There was an expectant silence. It stretched.
Kateran cleared his throat, and said, "Arista Selchae, such a compromise would depend on you."
She stood, slowly, small, grubby, weary, strained. "Outline this compromise to me, Captain Kateran," her voice was dangerous. "I do wish to serve my city, and I do wish to see peace, but I do not see what compromise I could aid."
"Arista," said Pentarff, "your brother holds the road north, and already few peasants from the north are bringing their harvest to market in the town. Now he moves west, to cut our west road, and we may be sieged."
"I did not know this before tonight, but you do not surprise me."
"He seeks to become Tyrranos."
Selchae looked at Pentarff, making no move.
"It's the custom of the city," said Pentarff, "that the consort of the Seal Maiden..."

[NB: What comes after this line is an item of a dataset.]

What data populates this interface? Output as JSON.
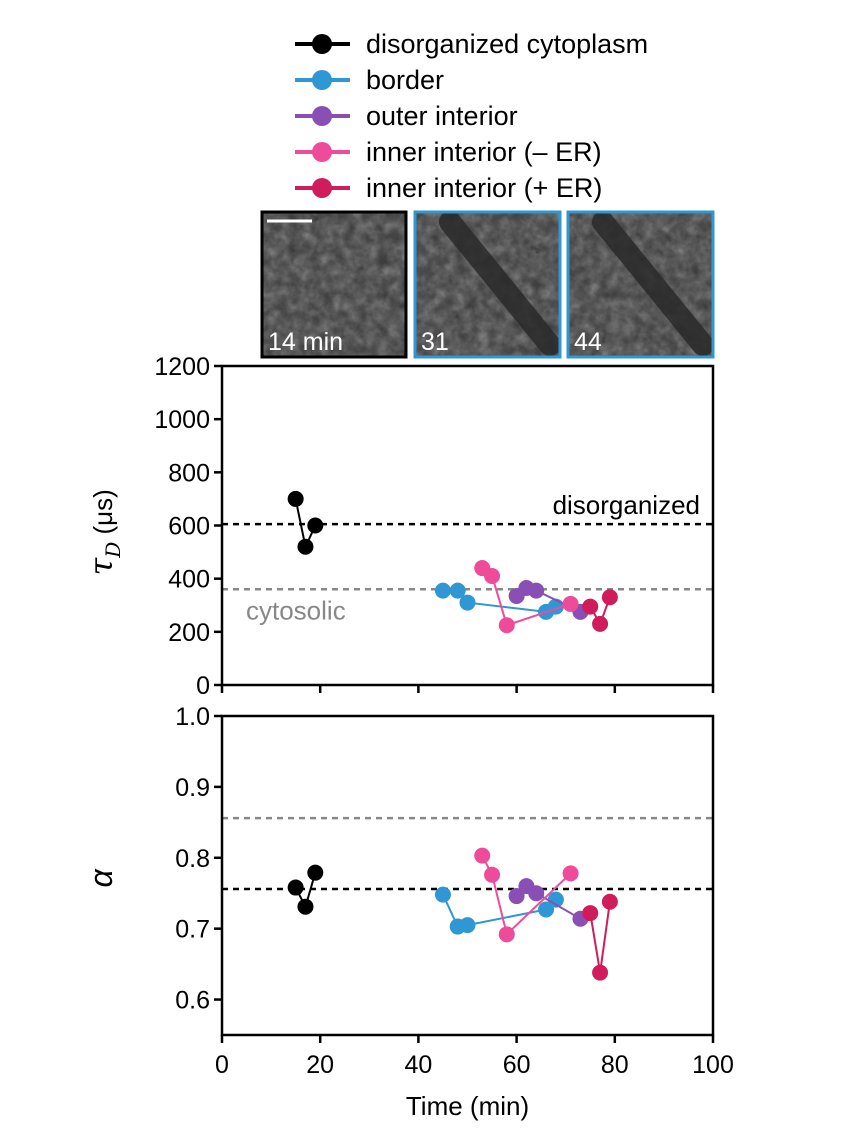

"No!" said Selchae. "It is not. It is the ancient law of this city that I rule, because I am, through no merit of my own, descendant through the female line of the God. That's ancient law, which no-one now supports, and all seem to want to forget. It is ancient custom that the avatar chose her champion at a contest, and that she publicly took his seed in a Rite of Quickening held on the shortest day, the day the city is dedicated; and it happened commonly that her champion fathered children on her and on other women of the city, as the strongest bull fathers pups on all the seals on the shore. It's been the practice in this city since the first ariston came here and slew the champion that the tyrranos hold the avatar more or less prisoner and force his seed upon her — call it marriage if you will. But it is the practice of the aristons that son succeed his father, and of the city that daughter succeed mother, and so we have this dreadful succession of men bedding their mothers and sisters and daughters, and false contests where an armed and armoured ariston faced an unarmed and drugged 'champion' in a slaughter on the shore."
"Let us then say it has been the practice..." tried Pentarff. Selchae looked at him, and his voice petered out. She looked across the circle at Dalwhiel, but he avoided her eyes.

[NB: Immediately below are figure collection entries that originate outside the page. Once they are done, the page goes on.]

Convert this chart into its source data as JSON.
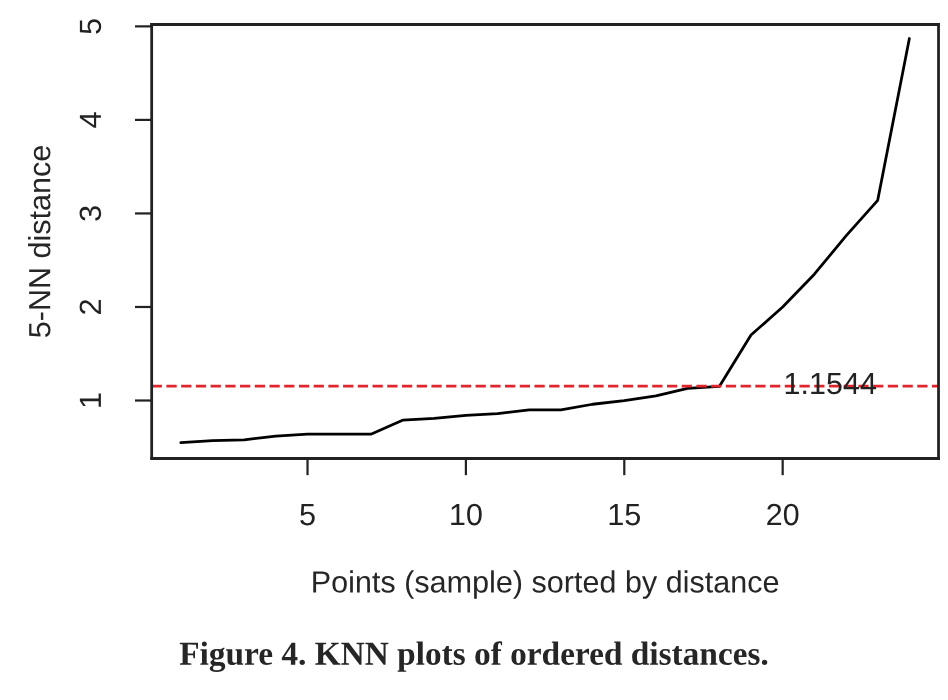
{
  "chart_data": {
    "type": "line",
    "xlabel": "Points (sample) sorted by distance",
    "ylabel": "5-NN distance",
    "x": [
      1,
      2,
      3,
      4,
      5,
      6,
      7,
      8,
      9,
      10,
      11,
      12,
      13,
      14,
      15,
      16,
      17,
      18,
      19,
      20,
      21,
      22,
      23,
      24
    ],
    "series": [
      {
        "color": "#000000",
        "values": [
          0.55,
          0.57,
          0.58,
          0.62,
          0.64,
          0.64,
          0.64,
          0.79,
          0.81,
          0.84,
          0.86,
          0.9,
          0.9,
          0.96,
          1.0,
          1.05,
          1.13,
          1.15,
          1.7,
          2.0,
          2.35,
          2.76,
          3.14,
          4.87
        ]
      }
    ],
    "xlim": [
      0.08,
      24.92
    ],
    "ylim": [
      0.38,
      5.02
    ],
    "xticks": [
      5,
      10,
      15,
      20
    ],
    "yticks": [
      1,
      2,
      3,
      4,
      5
    ],
    "ref_lines": [
      {
        "axis": "y",
        "value": 1.1544,
        "label": "1.1544",
        "color": "#e0262c",
        "line_style": "dashed"
      }
    ],
    "annotations": [
      "Figure 4. KNN plots of ordered distances."
    ],
    "grid": false,
    "legend": false,
    "marker": "none",
    "line_style": "solid"
  }
}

"Is it the will of this council," she asked, "that I surrender my body to my brother to have him force his seed on me, so that you can turn this city over to him and abandon all that you, Kateran, and you, Dalwhiel, have worked so hard for, without a fight?"

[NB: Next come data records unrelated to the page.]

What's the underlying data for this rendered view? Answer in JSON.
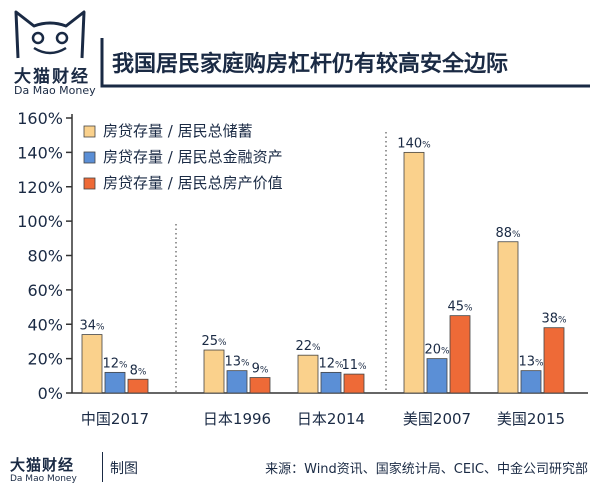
{
  "brand": {
    "name_cn": "大猫财经",
    "name_en": "Da Mao Money"
  },
  "title": "我国居民家庭购房杠杆仍有较高安全边际",
  "footer": {
    "brand_cn": "大猫财经",
    "brand_en": "Da Mao Money",
    "made_by": "制图",
    "source": "来源：Wind资讯、国家统计局、CEIC、中金公司研究部"
  },
  "colors": {
    "text": "#1a2a44",
    "axis": "#333333",
    "series": [
      "#fad18c",
      "#5b8fd6",
      "#ee6a37"
    ]
  },
  "chart_data": {
    "type": "bar",
    "title": "我国居民家庭购房杠杆仍有较高安全边际",
    "categories": [
      "中国2017",
      "日本1996",
      "日本2014",
      "美国2007",
      "美国2015"
    ],
    "series": [
      {
        "name": "房贷存量 / 居民总储蓄",
        "values": [
          34,
          25,
          22,
          140,
          88
        ]
      },
      {
        "name": "房贷存量 / 居民总金融资产",
        "values": [
          12,
          13,
          12,
          20,
          13
        ]
      },
      {
        "name": "房贷存量 / 居民总房产价值",
        "values": [
          8,
          9,
          11,
          45,
          38
        ]
      }
    ],
    "value_labels": [
      [
        "34%",
        "25%",
        "22%",
        "140%",
        "88%"
      ],
      [
        "12%",
        "13%",
        "12%",
        "20%",
        "13%"
      ],
      [
        "8%",
        "9%",
        "11%",
        "45%",
        "38%"
      ]
    ],
    "yticks": [
      "0%",
      "20%",
      "40%",
      "60%",
      "80%",
      "100%",
      "120%",
      "140%",
      "160%"
    ],
    "ylim": [
      0,
      160
    ],
    "xlabel": "",
    "ylabel": "",
    "grid": false,
    "legend_position": "top-left",
    "group_separators": "dotted"
  }
}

"War is costly!" said Pentarff.
Selchae looked at him. She looked, slowly, round the circle.
"It is late, Captains," she said, "and I am weary. I shall retire."
She marched briskly across the circle to where Dalwhiel sat, and spat in his face; and then turned on her heel before anyone could react, and walked back down the hill.
Meta-meta-narrative, continuing: it turns out, having written this, that I'd already made this decision, about this very novel, fully ten years ago. I wrote changes to it then which turned it from being fundamentally a novel about a sexual relationship to mainly a novel about civil governance; and then, still dissatisfied, abandoned it. But when I reread it this year, thinking, is this worth salvaging? the idea of writing about moving a city from tyranny to bourgeois democracy no longer felt enough; and leaving the ending being one in which Selchae still subjugates herself to one man didn't feel as though it gave her character sufficient honour or agency. So that which had been rent asunder once, is now being further ravaged, in the hope of finding some elusive golden kernel.